# Numerical Optimization

Zhentao Shi

<!-- code is tested on SCRP -->

## Optimization 

* Econometrics curriculum does not pay enough attention to numerical optimization
* Most estimators solve optimization

* Operational research
* Understand the essence

### User Cases

* Maximum likelihood estimation
* Discrete / mixed data type
* Machine learning / regularization
* Classification

* Big data stochastic algorithm


* Generic optimization problem

$$
\min_{\theta \in \Theta } f(\theta) \,\, \mathrm{ s.t. }  g(\theta) = 0, h(\theta) \leq 0,
$$

* $f(\cdot)\in \mathbb{R}$: criterion function
* $g(\theta) = 0$: a vector of equality constraints
* $h(\theta)\leq 0$: a vector of inequality constraints.


* unconstrained
* constrained
* Lagrangian 

### Convenience vs.

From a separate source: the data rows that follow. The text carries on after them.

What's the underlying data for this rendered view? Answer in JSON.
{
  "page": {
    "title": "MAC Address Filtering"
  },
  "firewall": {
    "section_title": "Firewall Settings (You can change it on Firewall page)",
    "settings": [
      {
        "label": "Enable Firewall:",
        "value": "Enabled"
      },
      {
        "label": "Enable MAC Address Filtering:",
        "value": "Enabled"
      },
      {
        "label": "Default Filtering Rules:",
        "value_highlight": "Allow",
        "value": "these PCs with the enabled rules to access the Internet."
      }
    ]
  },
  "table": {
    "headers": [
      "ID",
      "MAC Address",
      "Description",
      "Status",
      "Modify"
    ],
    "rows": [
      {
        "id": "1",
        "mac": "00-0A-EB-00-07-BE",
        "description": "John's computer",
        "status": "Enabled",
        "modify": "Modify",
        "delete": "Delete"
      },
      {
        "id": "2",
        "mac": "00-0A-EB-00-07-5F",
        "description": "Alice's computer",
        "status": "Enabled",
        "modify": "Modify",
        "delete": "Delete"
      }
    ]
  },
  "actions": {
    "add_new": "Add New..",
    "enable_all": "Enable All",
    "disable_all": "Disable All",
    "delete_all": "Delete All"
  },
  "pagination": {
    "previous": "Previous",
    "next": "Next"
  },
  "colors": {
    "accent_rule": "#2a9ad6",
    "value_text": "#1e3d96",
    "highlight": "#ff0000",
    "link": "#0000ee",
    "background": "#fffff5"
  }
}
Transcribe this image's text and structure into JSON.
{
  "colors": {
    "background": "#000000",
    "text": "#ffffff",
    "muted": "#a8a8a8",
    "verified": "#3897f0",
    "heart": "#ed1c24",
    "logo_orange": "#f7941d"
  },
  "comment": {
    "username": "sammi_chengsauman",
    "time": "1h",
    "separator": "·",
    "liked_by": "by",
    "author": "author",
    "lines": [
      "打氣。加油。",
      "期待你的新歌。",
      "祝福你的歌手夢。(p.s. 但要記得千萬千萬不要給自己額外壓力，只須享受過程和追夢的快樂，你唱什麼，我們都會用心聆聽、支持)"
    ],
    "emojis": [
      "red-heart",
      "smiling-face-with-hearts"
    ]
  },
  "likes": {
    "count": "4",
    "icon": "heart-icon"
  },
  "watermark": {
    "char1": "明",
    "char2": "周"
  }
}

Efficiency

* Convenience: readability of the mathematical expressions and the code
* Efficiency:  computing speed

* Put convenience as priority at the trial-and-error stage, 
* Improve efficiency when necessary at a later stage for full-scale execution.

## Methods

* Many optimization algorithms
* Variants of a few fundamental principles.


## Newton's Method

* Essential idea for optimizing a twice-differentiable objective function
* Necessary condition: the first-order condition

$$
s(\theta) = \partial f(\theta) / \partial \theta = 0
$$

In [None]:
import numpy as np
import matplotlib.pyplot as plt

# define functions
def f(x):
    return 0.1 * (x - 5) ** 2 + np.cos(x)

def s(x):
    return 0.2 * (x - 5) - np.sin(x)

def h(x):
    return 0.2 - np.cos(x)

# create x array
x_base = np.arange(0.1, 10, 0.1)

# create plots
fig, axs = plt.subplots(3, 1, figsize=(6, 8))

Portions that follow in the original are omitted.